Il problema, anzi uno dei problemi, è che noi fuoriclasse (quelli che in tempi moderni si chiamano top-player, come se usare l’inglese renda meglio l’idea) non ne abbiamo. Non ne abbiamo ora e purtroppo non ne abbiamo mai avuti: il nostro settore della formazione sforna bravi scolaretti disciplinati, attenti e ligi, ma sono evidentemente tutti troppo incanalati e ghettizzati. A scapito del talento, dell’imprevedibilità e di quella sana follia che spesso e volentieri fa la differenza nei contesti di maggior equilibrio, come lo sono le sfide ad eliminazione diretta ad alto livello. I nostri sono buoni giocatori, ma di fenomeni nemmeno l’ombra. Shaqiri sta collezionando panchine e tribune e siccome era già accaduto al Bayern prima del Liverpool vuol dire che non vale quei livelli, Xhaqa è sopravvalutato come pochi ed è quasi sempre il primo ad arrendersi quando le cose si mettono male, Seferovic è umorale e il suo score in rossocrociato è emblematico, i difensori appena ci si azzarda ad etichettarli come forti se non fortissimi si siedono.

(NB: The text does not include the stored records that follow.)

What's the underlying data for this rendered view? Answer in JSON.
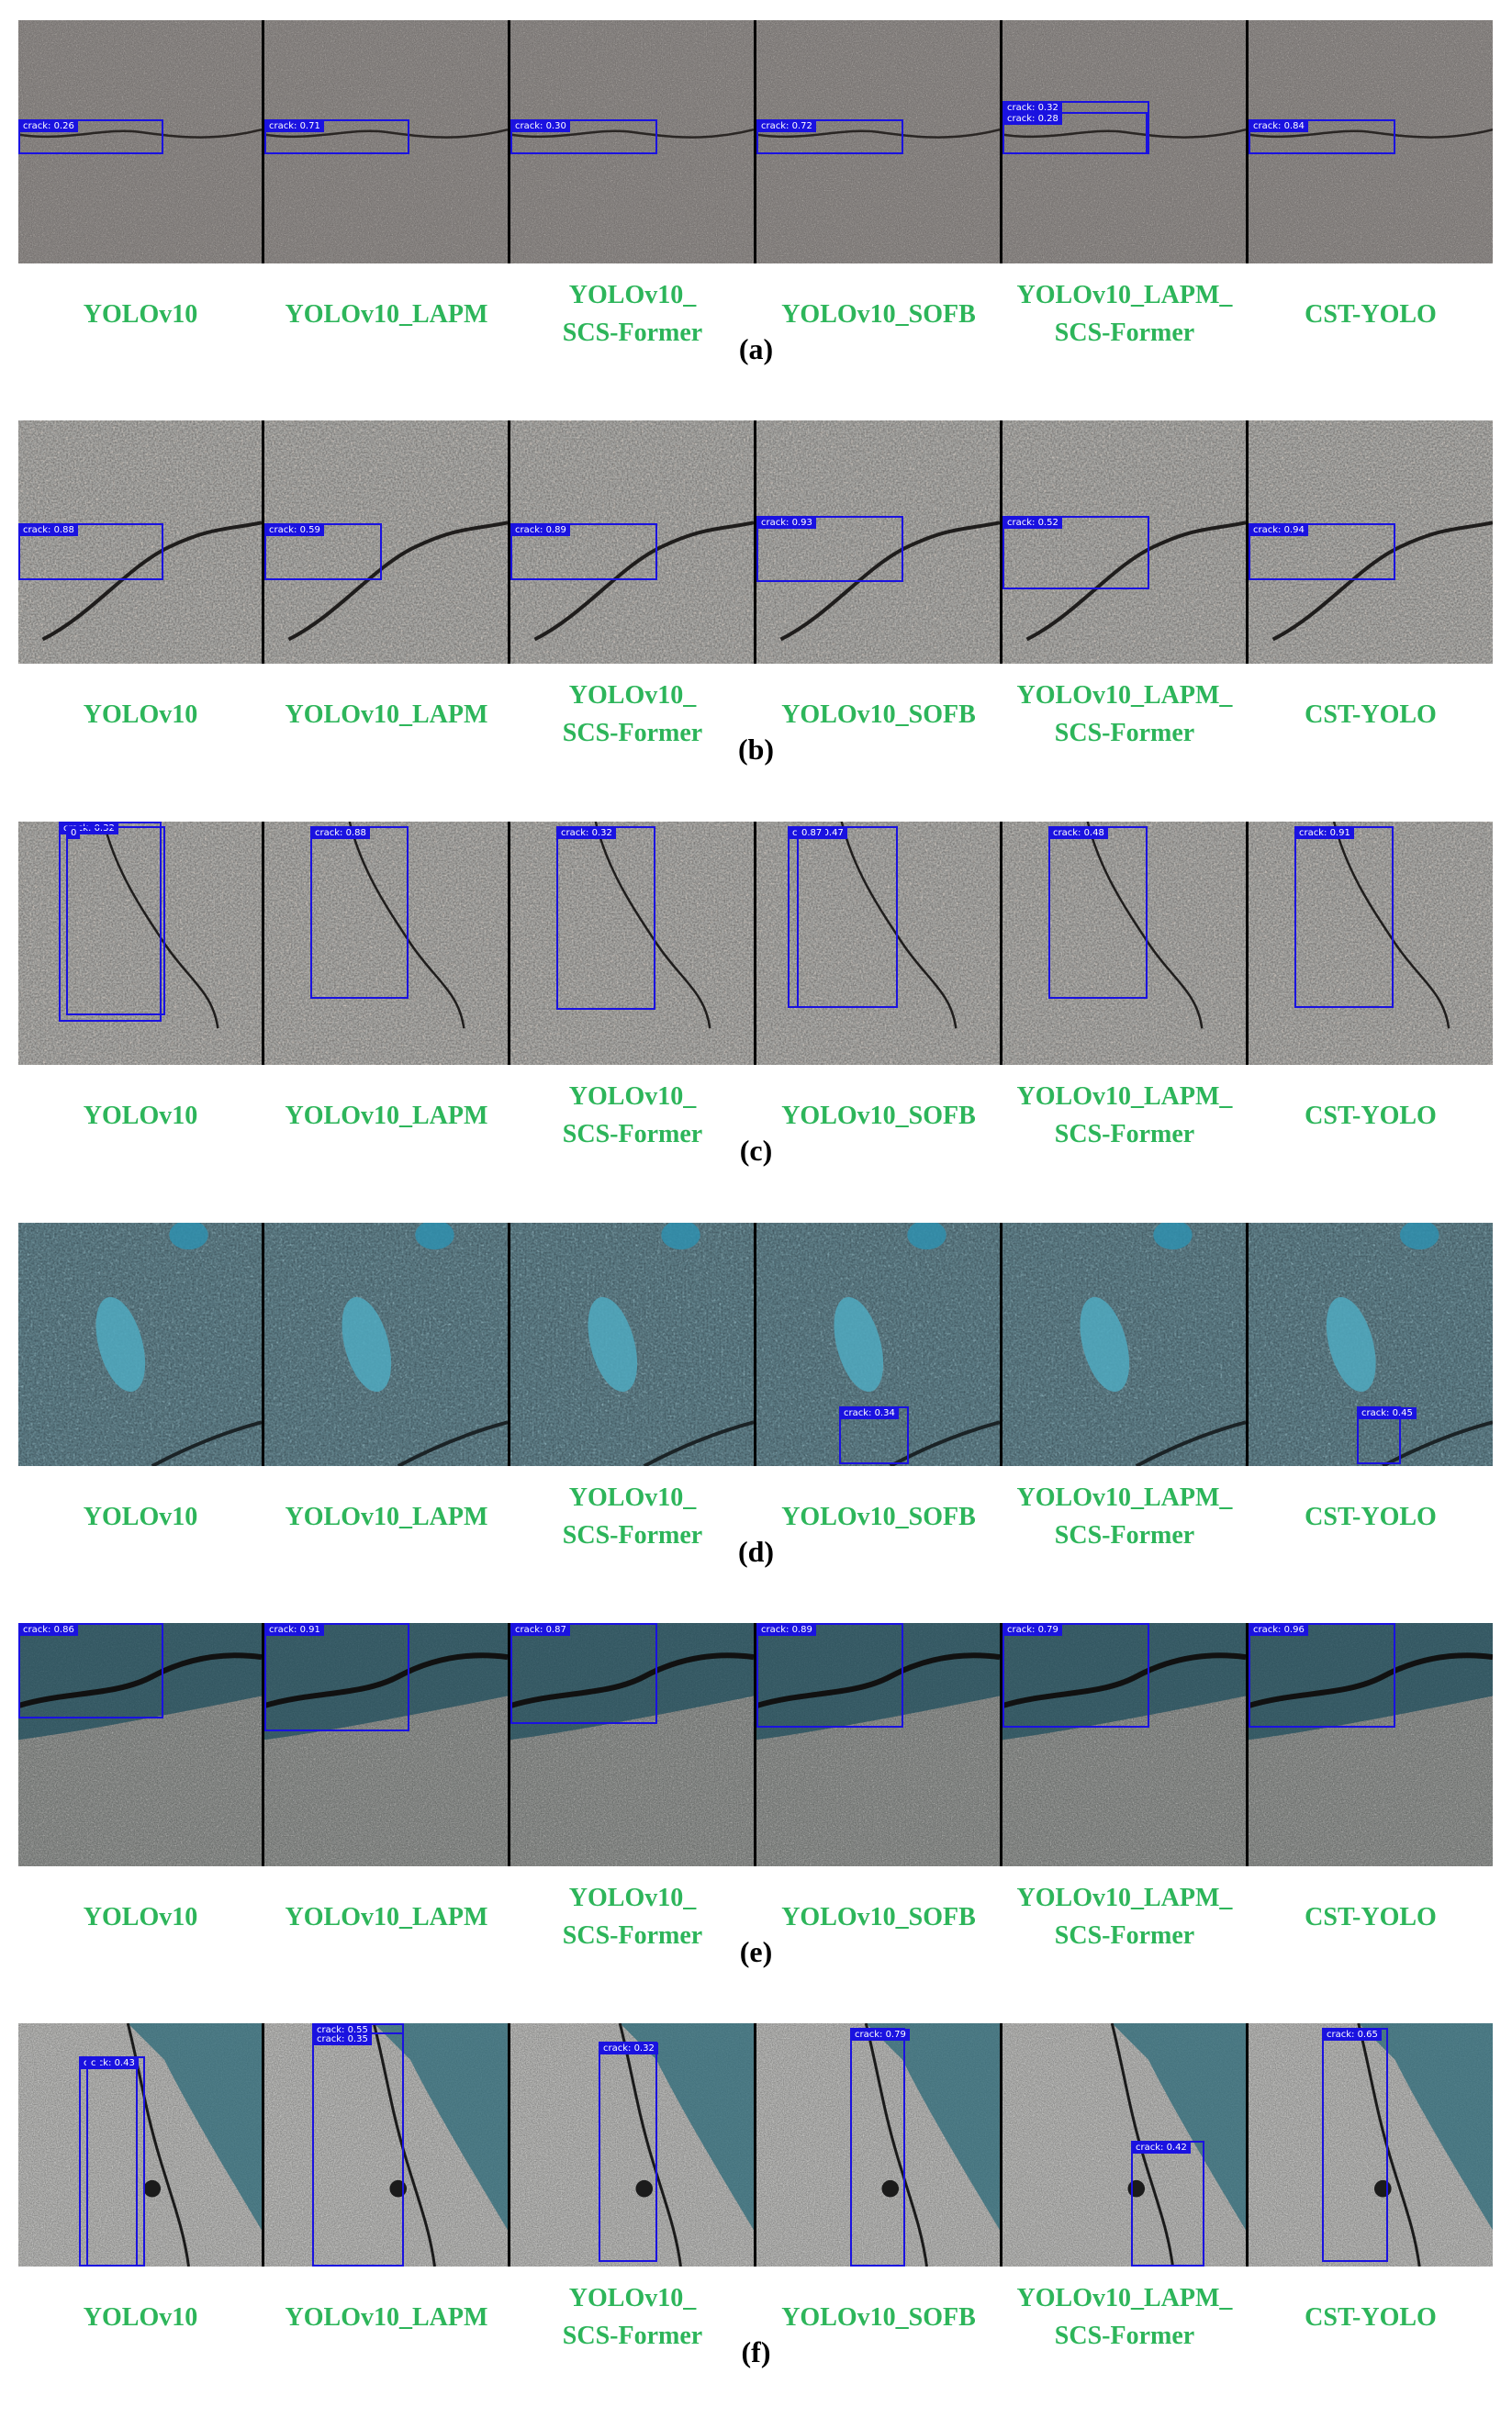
{
  "models": [
    [
      "YOLOv10"
    ],
    [
      "YOLOv10_LAPM"
    ],
    [
      "YOLOv10_",
      "SCS-Former"
    ],
    [
      "YOLOv10_SOFB"
    ],
    [
      "YOLOv10_LAPM_",
      "SCS-Former"
    ],
    [
      "CST-YOLO"
    ]
  ],
  "label_color": "#2db55a",
  "box_color": "#1a12e0",
  "detection_class": "crack",
  "rows": [
    {
      "caption": "(a)",
      "scene": "gray",
      "detections": [
        [
          "crack: 0.26"
        ],
        [
          "crack: 0.71"
        ],
        [
          "crack: 0.30"
        ],
        [
          "crack: 0.72"
        ],
        [
          "crack: 0.32",
          "crack: 0.28"
        ],
        [
          "crack: 0.84"
        ]
      ]
    },
    {
      "caption": "(b)",
      "scene": "pebble",
      "detections": [
        [
          "crack: 0.88"
        ],
        [
          "crack: 0.59"
        ],
        [
          "crack: 0.89"
        ],
        [
          "crack: 0.93"
        ],
        [
          "crack: 0.52"
        ],
        [
          "crack: 0.94"
        ]
      ]
    },
    {
      "caption": "(c)",
      "scene": "pebble",
      "detections": [
        [
          "crack: 0.32",
          "0"
        ],
        [
          "crack: 0.88"
        ],
        [
          "crack: 0.32"
        ],
        [
          "crack: 0.47",
          "0.87"
        ],
        [
          "crack: 0.48"
        ],
        [
          "crack: 0.91"
        ]
      ]
    },
    {
      "caption": "(d)",
      "scene": "blue",
      "detections": [
        [],
        [],
        [],
        [
          "crack: 0.34"
        ],
        [],
        [
          "crack: 0.45"
        ]
      ]
    },
    {
      "caption": "(e)",
      "scene": "shadow-top",
      "detections": [
        [
          "crack: 0.86"
        ],
        [
          "crack: 0.91"
        ],
        [
          "crack: 0.87"
        ],
        [
          "crack: 0.89"
        ],
        [
          "crack: 0.79"
        ],
        [
          "crack: 0.96"
        ]
      ]
    },
    {
      "caption": "(f)",
      "scene": "shadow-right",
      "detections": [
        [
          "crack: 0.43",
          "c"
        ],
        [
          "crack: 0.55",
          "crack: 0.35"
        ],
        [
          "crack: 0.32"
        ],
        [
          "crack: 0.79"
        ],
        [
          "crack: 0.42"
        ],
        [
          "crack: 0.65"
        ]
      ]
    }
  ]
}
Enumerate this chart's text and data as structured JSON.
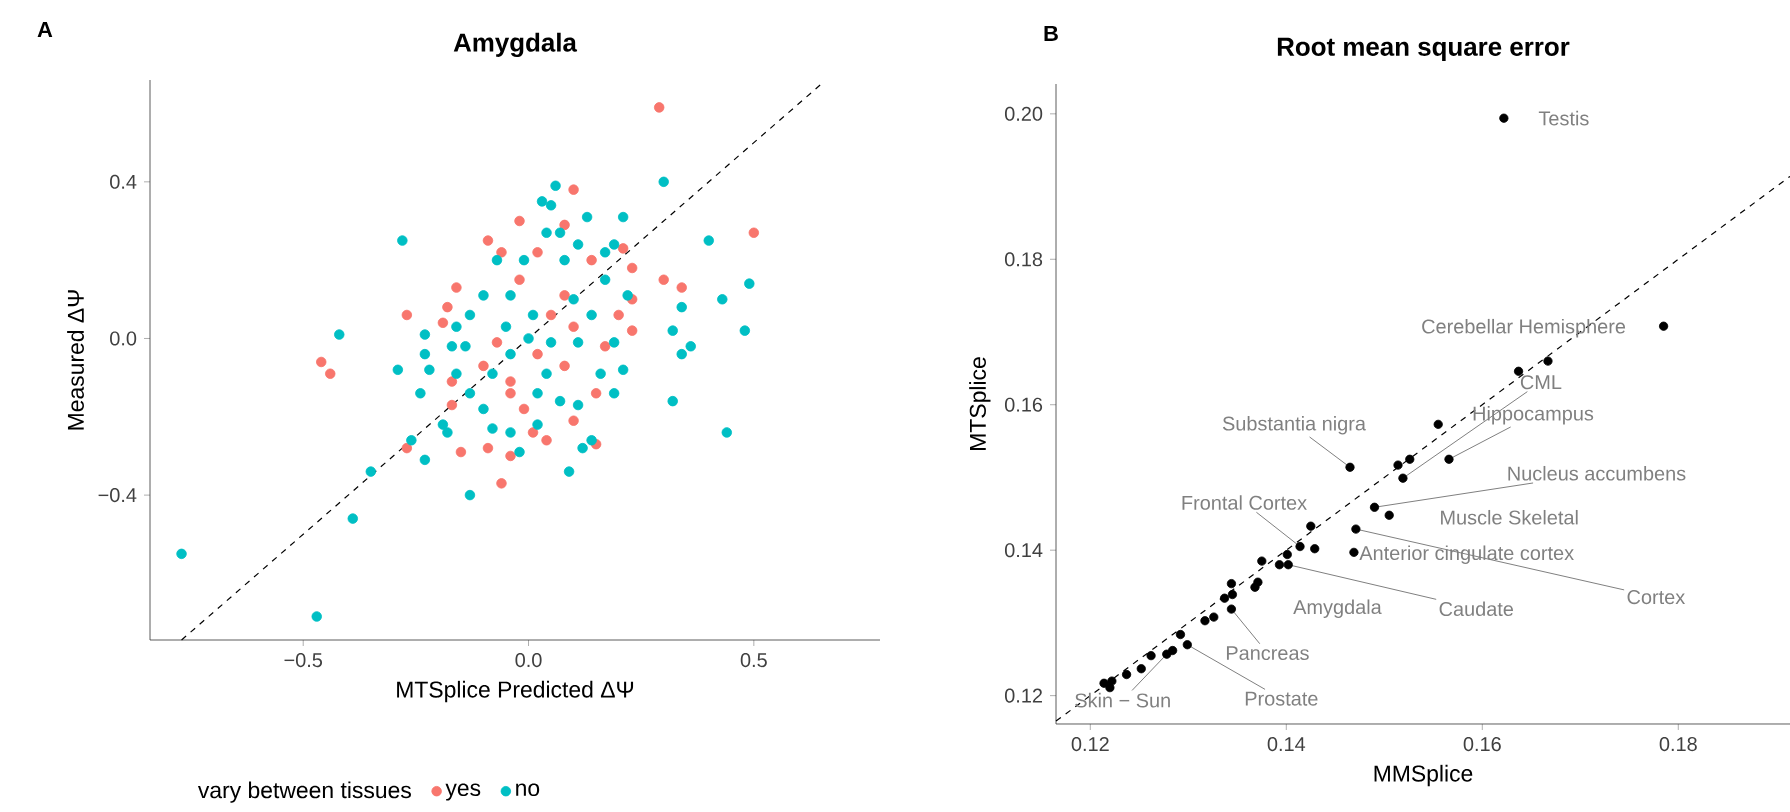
{
  "chart_data": [
    {
      "type": "scatter",
      "title": "Amygdala",
      "xlabel": "MTSplice Predicted ΔΨ",
      "ylabel": "Measured ΔΨ",
      "legend_title": "vary between tissues",
      "legend": "bottom",
      "marker": "circle",
      "grid": false,
      "annotations": [
        "A"
      ],
      "xlim": [
        -0.84,
        0.78
      ],
      "ylim": [
        -0.77,
        0.66
      ],
      "xticks": [
        {
          "value": -0.5,
          "label": "−0.5"
        },
        {
          "value": 0,
          "label": "0.0"
        },
        {
          "value": 0.5,
          "label": "0.5"
        }
      ],
      "yticks": [
        {
          "value": -0.4,
          "label": "−0.4"
        },
        {
          "value": 0,
          "label": "0.0"
        },
        {
          "value": 0.4,
          "label": "0.4"
        }
      ],
      "series": [
        {
          "name": "yes",
          "color": "#f8766d",
          "x": [
            0.29,
            0.1,
            0.5,
            0.3,
            0.34,
            0.23,
            0.23,
            0.2,
            -0.46,
            -0.44,
            -0.27,
            -0.18,
            -0.19,
            -0.16,
            -0.09,
            -0.06,
            -0.02,
            0.08,
            0.21,
            0.23,
            -0.06,
            -0.04,
            -0.15,
            -0.27,
            -0.09,
            0.04,
            0.15,
            0.1,
            0.15,
            -0.17,
            -0.17,
            0.01,
            -0.01,
            -0.04,
            0.02,
            0.05,
            0.08,
            -0.07,
            -0.1,
            0.14,
            0.02,
            -0.02,
            0.1,
            -0.04,
            0.08,
            0.17
          ],
          "values": [
            0.59,
            0.38,
            0.27,
            0.15,
            0.13,
            0.1,
            0.02,
            0.06,
            -0.06,
            -0.09,
            0.06,
            0.08,
            0.04,
            0.13,
            0.25,
            0.22,
            0.3,
            0.29,
            0.23,
            0.18,
            -0.37,
            -0.3,
            -0.29,
            -0.28,
            -0.28,
            -0.26,
            -0.27,
            -0.21,
            -0.14,
            -0.17,
            -0.11,
            -0.24,
            -0.18,
            -0.11,
            -0.04,
            0.06,
            0.11,
            -0.01,
            -0.07,
            0.2,
            0.22,
            0.15,
            0.03,
            -0.14,
            -0.07,
            -0.02
          ]
        },
        {
          "name": "no",
          "color": "#00bfc4",
          "x": [
            -0.77,
            -0.47,
            -0.42,
            -0.28,
            -0.39,
            -0.35,
            -0.13,
            -0.23,
            -0.26,
            -0.29,
            -0.24,
            -0.23,
            -0.23,
            -0.22,
            -0.19,
            -0.18,
            0.09,
            0.12,
            0.14,
            0.11,
            0.19,
            0.21,
            0.32,
            0.44,
            0.36,
            0.34,
            0.32,
            0.34,
            0.43,
            0.48,
            0.49,
            0.4,
            0.3,
            0.21,
            0.13,
            0.06,
            0.03,
            0.05,
            0.07,
            0.04,
            0.11,
            0.19,
            -0.07,
            -0.1,
            -0.13,
            -0.14,
            -0.16,
            -0.13,
            -0.1,
            -0.08,
            -0.04,
            0.02,
            0.07,
            0.16,
            0.19,
            0.22,
            0.17,
            0.08,
            -0.01,
            -0.04,
            0.01,
            0,
            -0.04,
            0.04,
            0.05,
            0.11,
            -0.05,
            -0.08,
            0.02,
            -0.02,
            0.14,
            0.1,
            0.17,
            -0.17,
            -0.16
          ],
          "values": [
            -0.55,
            -0.71,
            0.01,
            0.25,
            -0.46,
            -0.34,
            -0.4,
            -0.31,
            -0.26,
            -0.08,
            -0.14,
            0.01,
            -0.04,
            -0.08,
            -0.22,
            -0.24,
            -0.34,
            -0.28,
            -0.26,
            -0.17,
            -0.14,
            -0.08,
            -0.16,
            -0.24,
            -0.02,
            -0.04,
            0.02,
            0.08,
            0.1,
            0.02,
            0.14,
            0.25,
            0.4,
            0.31,
            0.31,
            0.39,
            0.35,
            0.34,
            0.27,
            0.27,
            0.24,
            0.24,
            0.2,
            0.11,
            0.06,
            -0.02,
            -0.09,
            -0.14,
            -0.18,
            -0.23,
            -0.24,
            -0.22,
            -0.16,
            -0.09,
            -0.01,
            0.11,
            0.15,
            0.2,
            0.2,
            0.11,
            0.06,
            0,
            -0.04,
            -0.09,
            -0.01,
            -0.01,
            0.03,
            -0.09,
            -0.14,
            -0.29,
            0.06,
            0.1,
            0.22,
            -0.02,
            0.03
          ]
        },
        {
          "type": "line",
          "marker": "none",
          "line_style": "dashed",
          "color": "#000000",
          "x": [
            -0.77,
            0.65
          ],
          "values": [
            -0.77,
            0.65
          ]
        }
      ]
    },
    {
      "type": "scatter",
      "title": "Root mean square error",
      "xlabel": "MMSplice",
      "ylabel": "MTSplice",
      "marker": "circle",
      "grid": false,
      "xlim": [
        0.1165,
        0.1914
      ],
      "ylim": [
        0.1161,
        0.2041
      ],
      "xticks": [
        {
          "value": 0.12,
          "label": "0.12"
        },
        {
          "value": 0.14,
          "label": "0.14"
        },
        {
          "value": 0.16,
          "label": "0.16"
        },
        {
          "value": 0.18,
          "label": "0.18"
        }
      ],
      "yticks": [
        {
          "value": 0.12,
          "label": "0.12"
        },
        {
          "value": 0.14,
          "label": "0.14"
        },
        {
          "value": 0.16,
          "label": "0.16"
        },
        {
          "value": 0.18,
          "label": "0.18"
        },
        {
          "value": 0.2,
          "label": "0.20"
        }
      ],
      "annotations": [
        "B",
        {
          "text": "Testis",
          "x": 0.1622,
          "y": 0.1994
        },
        {
          "text": "Cerebellar Hemisphere",
          "x": 0.1785,
          "y": 0.1708
        },
        {
          "text": "CML",
          "x": 0.1519,
          "y": 0.1499
        },
        {
          "text": "Hippocampus",
          "x": 0.1566,
          "y": 0.1525
        },
        {
          "text": "Substantia nigra",
          "x": 0.1465,
          "y": 0.1514
        },
        {
          "text": "Nucleus accumbens",
          "x": 0.149,
          "y": 0.1459
        },
        {
          "text": "Muscle Skeletal",
          "x": 0.1505,
          "y": 0.1448
        },
        {
          "text": "Frontal Cortex",
          "x": 0.1414,
          "y": 0.1405
        },
        {
          "text": "Anterior cingulate cortex",
          "x": 0.1429,
          "y": 0.1402
        },
        {
          "text": "Cortex",
          "x": 0.1471,
          "y": 0.1429
        },
        {
          "text": "Caudate",
          "x": 0.1402,
          "y": 0.138
        },
        {
          "text": "Amygdala",
          "x": 0.1393,
          "y": 0.138
        },
        {
          "text": "Pancreas",
          "x": 0.1344,
          "y": 0.1319
        },
        {
          "text": "Prostate",
          "x": 0.1299,
          "y": 0.127
        },
        {
          "text": "Skin − Sun",
          "x": 0.1278,
          "y": 0.1257
        }
      ],
      "series": [
        {
          "color": "#000000",
          "x": [
            0.1622,
            0.1785,
            0.1667,
            0.1637,
            0.1555,
            0.1566,
            0.1526,
            0.1514,
            0.1519,
            0.1465,
            0.149,
            0.1505,
            0.1471,
            0.1469,
            0.1425,
            0.1414,
            0.1429,
            0.1401,
            0.1402,
            0.1393,
            0.1375,
            0.1368,
            0.1371,
            0.1344,
            0.1345,
            0.1337,
            0.1344,
            0.1326,
            0.1317,
            0.1292,
            0.1299,
            0.1284,
            0.1278,
            0.1262,
            0.1252,
            0.1237,
            0.1222,
            0.1214,
            0.122
          ],
          "values": [
            0.1994,
            0.1708,
            0.166,
            0.1646,
            0.1573,
            0.1525,
            0.1525,
            0.1517,
            0.1499,
            0.1514,
            0.1459,
            0.1448,
            0.1429,
            0.1397,
            0.1433,
            0.1405,
            0.1402,
            0.1394,
            0.138,
            0.138,
            0.1385,
            0.1349,
            0.1356,
            0.1354,
            0.1339,
            0.1334,
            0.1319,
            0.1308,
            0.1303,
            0.1284,
            0.127,
            0.1262,
            0.1257,
            0.1255,
            0.1237,
            0.1229,
            0.122,
            0.1217,
            0.1211
          ]
        },
        {
          "type": "line",
          "marker": "none",
          "line_style": "dashed",
          "color": "#000000",
          "x": [
            0.1165,
            0.1914
          ],
          "values": [
            0.1165,
            0.1914
          ]
        }
      ]
    }
  ]
}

Vista così, questa straordinaria capacità di esserci sempre è motivo di vanto, ma la stabilità e la continuità rubano la scena all’exploit che ti spinge nella storia. Quello che aspettiamo invano dal 1954 (quando peraltro il quarto era il primo turno ad eliminazione diretta…). Uffa che noia uffa che barba, di queste campagne lineari e senza brividi ci siamo un po’ stufati e se qualcuno la definisce ingratitudine fa niente. Baratterei immediatamente una mancata qualificazione in cambio di un grande risultato all’edizione successiva.
Oltretutto, c’è la sensazione che questa nazionale non faccia l’unanimità nemmeno nel pubblico: non è amata come lo era quella di Hodgson o di Kuhn. Non c’è più quell’orgogliosa identificazione che ti procurava le farfalle allo stomaco ad ogni partita. Non arrivo a dire che sia senz’anima, ma insomma, certe prestazioni vuote (come con la Svezia all’ultimo Mondiale) e certi atteggiamenti non sono piacevoli.
Insomma, ci dobbiamo accontentare, a quanto pare: mentre gli altri, a turno, si tolgono sfizi e soddisfazioni che noi possiamo solo sognare. Si, esserci è bello, ma dopo dieci bistecche vuoi mettere un filetto che si scioglie in bocca?